BEKAP JABAR – KABUPATEN BEKASI || Dalam rangka kepedulian sosial kepada warga masyarakat di wilayah Kecamatan Karangbahagia, Pemuda Karangbahagia Bersatu menghelat kegiatan khitanan massal sekaligus santunan kepada anak yatim piatu yang diselenggarakan di Aula Kecamatan Karangbahagia, Minggu (10/1) pagi.

Sebanyak enam organisasi pemuda ikut berpartisipasi dalam kegiatan tersebut, diantaranya Reformasi Pemuda Karang Setia (RPKS), LSM Barak Indonesia Marcab Karangbahagia, Brigez Indonesia, 234 SC Karangbahagia, Karang Taruna Kecamatan Karangbahagia, dan FKPPAR Sukaraya.

Ketua panitia kegiatan, Vani Mulyono mengatakan, kegiatan ini merupakan bentuk kepedulian sosial kepada warga masyarakat yang terkena dampak khususnya ekonomi dari adanya pandemi covid 19 (corona). Peserta dari kegiatan ini diprioritaskan kepada anak-anak di wilayah Kecamatan Karangbahagia.

“Dalam kegiatan ini kami menargetkan sebanyak 300 peserta santunan anak yatim dan 100 peserta khitanan massal. Kegiatan dilakukan secara bergilir supaya tidak terjadi kerumunan di masa pandemi covid 19 sekarang ini,” ungkapnya kepada para awak media.

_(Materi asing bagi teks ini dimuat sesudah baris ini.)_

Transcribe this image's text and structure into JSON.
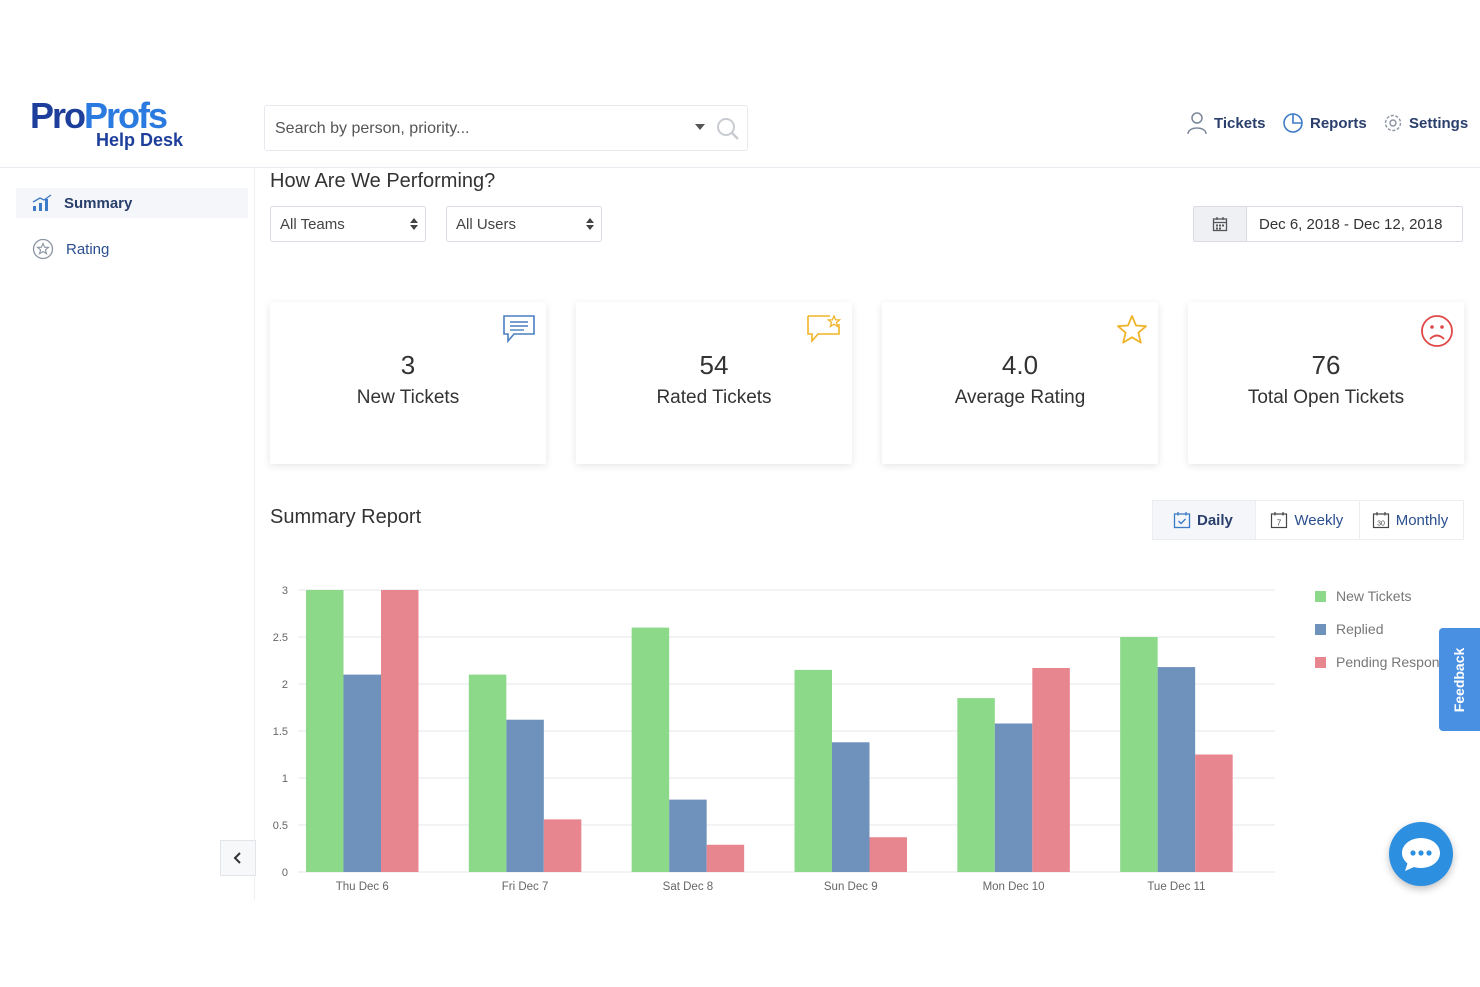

Vani menjelaskan, kegiatan ini juga didukung dan dibantu oleh aparatur Kecamatan Karangbahagia, Pemerintahan Desa (Pemdes) di wilayah Kecamatan Karangbahagia, terutama Ketua Karang Taruna Kecamatan Karangbahagia yang sangat berperan dalam terselenggaranya kegiatan ini.

Diakui Vani, target pemasukan dalam kegiatan tidak berjalan maksimal karena pendistribusian proposal dilakukan saat menjelang akhir tahun 2020, ditambah lagi saat ini sedang masa pandemi covid 19. Pihaknya sendiri menargetkan pemasukan sebesar Rp105 juta.

Melalui kegiatan bakti sosial (baksos) seperti ini, Vani mengaku pemuda di wilayah Kecamatan Karangbahagia ingin membuktikan dapat berkontribusi bagi warga masyarakat sekitar, karena itu pihaknya kedepan akan menghelat kegiatan sosial yang lain.

“Insyaallah untuk kegiatan donor darah akan menjadi kegiatan rutin kita setiap tiga bulan sekali, karena dari pihak UTD PMI sendiri ketersediaan stok kantong darah memang agak minim di masa pandemi covid 19 sekarang ini,” tandasnya.